The exception is cost at significant scale. When your database bill reaches $500–$1,000 per month on a managed service, it's worth evaluating whether running on a dedicated instance on AWS or GCP would be cheaper. At that scale, you can also afford to hire or contract with a DBA who knows how to tune a PostgreSQL instance. Before that scale, the additional configuration work of self-hosting is not offset by the cost savings, and the risk of a data loss event due to improper backup configuration is real.

Scaling Inflection Points

Three scaling inflection points require database architecture decisions. The first is at roughly 100,000 active users or 10 GB of data: at this point, unindexed queries begin to show measurable slowness, and the right response is adding indexes on frequently queried columns rather than changing databases. Explain Analyze in PostgreSQL shows exactly which queries are doing sequential table scans; fix those first before assuming you've outgrown the database.

The second inflection point is at roughly 1 million users or 500 GB of data: at this scale, vertical scaling (bigger instance) becomes expensive and horizontal scaling becomes necessary. Read replicas handle read-heavy workloads cheaply — most applications read ten times more than they write. The third inflection point is at multiple millions of users where single-region databases create latency issues for globally distributed users. Neon, CockroachDB, and PlanetScale all offer multi-region distribution for PostgreSQL-compatible databases, allowing reads from the nearest region.
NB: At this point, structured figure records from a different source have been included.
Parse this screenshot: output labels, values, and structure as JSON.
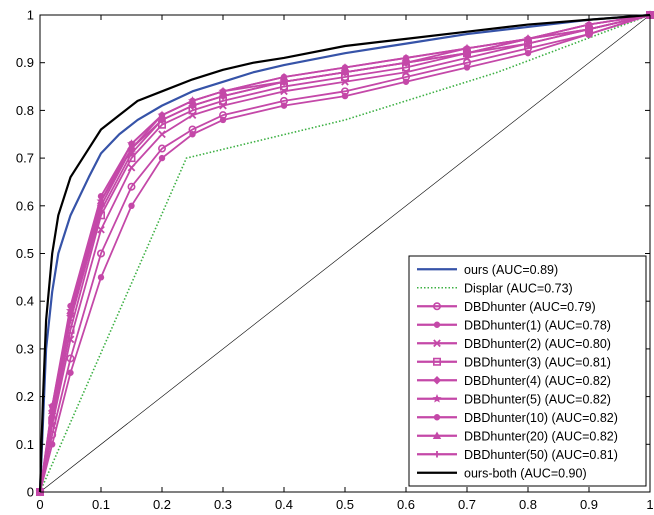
{
  "chart_data": {
    "type": "line",
    "title": "",
    "xlabel": "",
    "ylabel": "",
    "xlim": [
      0,
      1
    ],
    "ylim": [
      0,
      1
    ],
    "x_ticks": [
      "0",
      "0.1",
      "0.2",
      "0.3",
      "0.4",
      "0.5",
      "0.6",
      "0.7",
      "0.8",
      "0.9",
      "1"
    ],
    "y_ticks": [
      "0",
      "0.1",
      "0.2",
      "0.3",
      "0.4",
      "0.5",
      "0.6",
      "0.7",
      "0.8",
      "0.9",
      "1"
    ],
    "grid": false,
    "legend_position": "bottom-right",
    "diagonal": {
      "x": [
        0,
        1
      ],
      "y": [
        0,
        1
      ],
      "color": "#000000"
    },
    "series": [
      {
        "name": "ours (AUC=0.89)",
        "color": "#3653a8",
        "style": "solid",
        "marker": "none",
        "x": [
          0,
          0.005,
          0.01,
          0.02,
          0.03,
          0.05,
          0.08,
          0.1,
          0.13,
          0.16,
          0.2,
          0.25,
          0.3,
          0.35,
          0.4,
          0.5,
          0.6,
          0.7,
          0.8,
          0.9,
          1
        ],
        "y": [
          0,
          0.15,
          0.3,
          0.42,
          0.5,
          0.58,
          0.66,
          0.71,
          0.75,
          0.78,
          0.81,
          0.84,
          0.86,
          0.88,
          0.895,
          0.92,
          0.94,
          0.96,
          0.975,
          0.99,
          1
        ]
      },
      {
        "name": "Displar (AUC=0.73)",
        "color": "#3cb043",
        "style": "dotted",
        "marker": "none",
        "x": [
          0,
          0.24,
          0.5,
          0.75,
          1
        ],
        "y": [
          0,
          0.7,
          0.78,
          0.88,
          1
        ]
      },
      {
        "name": "DBDhunter (AUC=0.79)",
        "color": "#c448a8",
        "style": "solid",
        "marker": "circle",
        "x": [
          0,
          0.02,
          0.05,
          0.1,
          0.15,
          0.2,
          0.25,
          0.3,
          0.4,
          0.5,
          0.6,
          0.7,
          0.8,
          0.9,
          1
        ],
        "y": [
          0,
          0.12,
          0.28,
          0.5,
          0.64,
          0.72,
          0.76,
          0.79,
          0.82,
          0.84,
          0.87,
          0.9,
          0.93,
          0.96,
          1
        ]
      },
      {
        "name": "DBDhunter(1) (AUC=0.78)",
        "color": "#c448a8",
        "style": "solid",
        "marker": "hexagram",
        "x": [
          0,
          0.02,
          0.05,
          0.1,
          0.15,
          0.2,
          0.25,
          0.3,
          0.4,
          0.5,
          0.6,
          0.7,
          0.8,
          0.9,
          1
        ],
        "y": [
          0,
          0.1,
          0.25,
          0.45,
          0.6,
          0.7,
          0.75,
          0.78,
          0.81,
          0.83,
          0.86,
          0.89,
          0.92,
          0.96,
          1
        ]
      },
      {
        "name": "DBDhunter(2) (AUC=0.80)",
        "color": "#c448a8",
        "style": "solid",
        "marker": "x",
        "x": [
          0,
          0.02,
          0.05,
          0.1,
          0.15,
          0.2,
          0.25,
          0.3,
          0.4,
          0.5,
          0.6,
          0.7,
          0.8,
          0.9,
          1
        ],
        "y": [
          0,
          0.14,
          0.32,
          0.55,
          0.68,
          0.75,
          0.79,
          0.81,
          0.84,
          0.86,
          0.88,
          0.91,
          0.94,
          0.97,
          1
        ]
      },
      {
        "name": "DBDhunter(3) (AUC=0.81)",
        "color": "#c448a8",
        "style": "solid",
        "marker": "square",
        "x": [
          0,
          0.02,
          0.05,
          0.1,
          0.15,
          0.2,
          0.25,
          0.3,
          0.4,
          0.5,
          0.6,
          0.7,
          0.8,
          0.9,
          1
        ],
        "y": [
          0,
          0.15,
          0.34,
          0.58,
          0.7,
          0.77,
          0.8,
          0.82,
          0.85,
          0.87,
          0.89,
          0.92,
          0.94,
          0.97,
          1
        ]
      },
      {
        "name": "DBDhunter(4) (AUC=0.82)",
        "color": "#c448a8",
        "style": "solid",
        "marker": "diamond",
        "x": [
          0,
          0.02,
          0.05,
          0.1,
          0.15,
          0.2,
          0.25,
          0.3,
          0.4,
          0.5,
          0.6,
          0.7,
          0.8,
          0.9,
          1
        ],
        "y": [
          0,
          0.17,
          0.37,
          0.6,
          0.72,
          0.78,
          0.81,
          0.83,
          0.86,
          0.88,
          0.9,
          0.92,
          0.95,
          0.97,
          1
        ]
      },
      {
        "name": "DBDhunter(5) (AUC=0.82)",
        "color": "#c448a8",
        "style": "solid",
        "marker": "star",
        "x": [
          0,
          0.02,
          0.05,
          0.1,
          0.15,
          0.2,
          0.25,
          0.3,
          0.4,
          0.5,
          0.6,
          0.7,
          0.8,
          0.9,
          1
        ],
        "y": [
          0,
          0.18,
          0.38,
          0.61,
          0.73,
          0.79,
          0.82,
          0.84,
          0.86,
          0.88,
          0.9,
          0.93,
          0.95,
          0.98,
          1
        ]
      },
      {
        "name": "DBDhunter(10) (AUC=0.82)",
        "color": "#c448a8",
        "style": "solid",
        "marker": "dot",
        "x": [
          0,
          0.02,
          0.05,
          0.1,
          0.15,
          0.2,
          0.25,
          0.3,
          0.4,
          0.5,
          0.6,
          0.7,
          0.8,
          0.9,
          1
        ],
        "y": [
          0,
          0.18,
          0.39,
          0.62,
          0.73,
          0.79,
          0.82,
          0.84,
          0.87,
          0.89,
          0.91,
          0.93,
          0.95,
          0.98,
          1
        ]
      },
      {
        "name": "DBDhunter(20) (AUC=0.82)",
        "color": "#c448a8",
        "style": "solid",
        "marker": "triangle",
        "x": [
          0,
          0.02,
          0.05,
          0.1,
          0.15,
          0.2,
          0.25,
          0.3,
          0.4,
          0.5,
          0.6,
          0.7,
          0.8,
          0.9,
          1
        ],
        "y": [
          0,
          0.17,
          0.38,
          0.61,
          0.72,
          0.79,
          0.82,
          0.84,
          0.87,
          0.89,
          0.91,
          0.93,
          0.95,
          0.98,
          1
        ]
      },
      {
        "name": "DBDhunter(50) (AUC=0.81)",
        "color": "#c448a8",
        "style": "solid",
        "marker": "plus",
        "x": [
          0,
          0.02,
          0.05,
          0.1,
          0.15,
          0.2,
          0.25,
          0.3,
          0.4,
          0.5,
          0.6,
          0.7,
          0.8,
          0.9,
          1
        ],
        "y": [
          0,
          0.16,
          0.36,
          0.59,
          0.71,
          0.78,
          0.81,
          0.83,
          0.86,
          0.88,
          0.9,
          0.92,
          0.95,
          0.97,
          1
        ]
      },
      {
        "name": "ours-both (AUC=0.90)",
        "color": "#000000",
        "style": "solid",
        "marker": "none",
        "x": [
          0,
          0.005,
          0.01,
          0.02,
          0.03,
          0.05,
          0.08,
          0.1,
          0.13,
          0.16,
          0.2,
          0.25,
          0.3,
          0.35,
          0.4,
          0.5,
          0.6,
          0.7,
          0.8,
          0.9,
          1
        ],
        "y": [
          0,
          0.2,
          0.36,
          0.5,
          0.58,
          0.66,
          0.72,
          0.76,
          0.79,
          0.82,
          0.84,
          0.865,
          0.885,
          0.9,
          0.91,
          0.935,
          0.95,
          0.965,
          0.98,
          0.99,
          1
        ]
      }
    ]
  }
}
Most startups never reach the third inflection point, and 90% of database performance problems are solved by indexes and query optimisation long before architectural changes become necessary.
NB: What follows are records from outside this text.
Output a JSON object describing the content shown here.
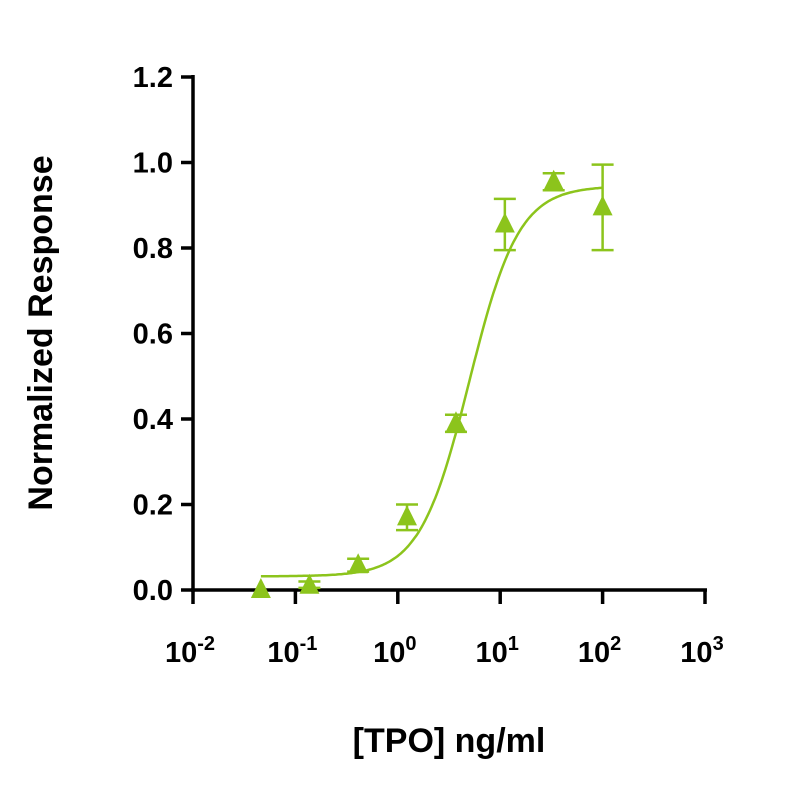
{
  "chart_data": {
    "type": "scatter",
    "title": "",
    "xlabel": "[TPO] ng/ml",
    "ylabel": "Normalized Response",
    "x_scale": "log",
    "xlim": [
      0.01,
      1000
    ],
    "ylim": [
      0,
      1.2
    ],
    "x_ticks": [
      {
        "base": "10",
        "exp": "-2"
      },
      {
        "base": "10",
        "exp": "-1"
      },
      {
        "base": "10",
        "exp": "0"
      },
      {
        "base": "10",
        "exp": "1"
      },
      {
        "base": "10",
        "exp": "2"
      },
      {
        "base": "10",
        "exp": "3"
      }
    ],
    "y_ticks": [
      "0.0",
      "0.2",
      "0.4",
      "0.6",
      "0.8",
      "1.0",
      "1.2"
    ],
    "grid": false,
    "color": "#8cc41c",
    "marker": "triangle",
    "points": [
      {
        "x": 0.046,
        "y": 0.0,
        "err_low": 0.0,
        "err_high": 0.0
      },
      {
        "x": 0.137,
        "y": 0.01,
        "err_low": 0.005,
        "err_high": 0.01
      },
      {
        "x": 0.41,
        "y": 0.058,
        "err_low": 0.015,
        "err_high": 0.015
      },
      {
        "x": 1.23,
        "y": 0.17,
        "err_low": 0.03,
        "err_high": 0.03
      },
      {
        "x": 3.7,
        "y": 0.39,
        "err_low": 0.02,
        "err_high": 0.02
      },
      {
        "x": 11.1,
        "y": 0.855,
        "err_low": 0.06,
        "err_high": 0.06
      },
      {
        "x": 33.3,
        "y": 0.955,
        "err_low": 0.02,
        "err_high": 0.02
      },
      {
        "x": 100,
        "y": 0.895,
        "err_low": 0.1,
        "err_high": 0.1
      }
    ],
    "fit": {
      "model": "4PL",
      "bottom": 0.032,
      "top": 0.945,
      "ec50": 5.0,
      "hill": 1.8,
      "x_range": [
        0.046,
        100
      ]
    }
  }
}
Frequently Asked Questions

Should I use a separate search database like Elasticsearch or Meilisearch? Not until PostgreSQL's full-text search is clearly insufficient for your use case. PostgreSQL full-text search handles most product search requirements up to tens of millions of records with proper indexing. Add Meilisearch or Typesense when you need typo-tolerance, faceted search, or instant search with millisecond response times. Elasticsearch is worth its operational overhead only at truly large scale — over 100 million documents or complex analytical search queries.

What is connection pooling and why does it matter? Database connections are expensive to create and limited in number. Connection pooling maintains a pool of open connections that application requests share, rather than opening a new connection for every query. In serverless environments — Vercel, AWS Lambda — connection pooling is essential because each serverless function invocation creates a new database connection without it. Use PgBouncer or Supabase's built-in connection pooler (which uses PgBouncer under the hood) for PostgreSQL in serverless environments.
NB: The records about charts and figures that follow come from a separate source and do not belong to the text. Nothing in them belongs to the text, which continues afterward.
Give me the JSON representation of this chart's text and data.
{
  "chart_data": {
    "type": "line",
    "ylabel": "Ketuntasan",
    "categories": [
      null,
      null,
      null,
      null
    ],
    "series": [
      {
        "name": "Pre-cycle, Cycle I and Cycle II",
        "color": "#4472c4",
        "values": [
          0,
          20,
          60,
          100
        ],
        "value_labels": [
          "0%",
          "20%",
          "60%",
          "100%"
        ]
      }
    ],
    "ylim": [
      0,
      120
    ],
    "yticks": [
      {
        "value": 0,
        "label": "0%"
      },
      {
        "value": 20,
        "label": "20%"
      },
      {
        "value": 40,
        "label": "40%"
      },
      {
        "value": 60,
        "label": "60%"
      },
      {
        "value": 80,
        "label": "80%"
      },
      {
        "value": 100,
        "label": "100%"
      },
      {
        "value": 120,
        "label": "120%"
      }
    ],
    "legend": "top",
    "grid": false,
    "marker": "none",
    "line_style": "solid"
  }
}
How do I handle database migrations safely in production? Use an additive-only migration strategy: never delete or rename columns in a single migration. Instead, add the new column, migrate data to it, update the application to use the new column, and then drop the old column in a separate migration after the application change is stable. Tools like Flyway and Liquibase manage migration versioning. Prisma's migration system handles this well for TypeScript-based stacks.

What is Row Level Security and should I use it? Row Level Security (RLS) is a PostgreSQL feature that enforces access control at the database level — specific rows are only visible to users who match defined policies. Supabase makes RLS configurable without raw SQL and builds its client-side auth around it. For multi-tenant SaaS applications, RLS prevents data leakage between customers at the database level rather than relying solely on application logic, which is a more robust security model.

When should I start thinking about database backups? From day one of storing real user data. Managed services like Supabase, PlanetScale, and Railway all include automated daily backups, but you should verify the backup retention window (typically 7–14 days) and test restoration at least once. Know the recovery time objective for your business — if a database restore takes four hours and you can't afford four hours of downtime, you need continuous backup with point-in-time recovery enabled.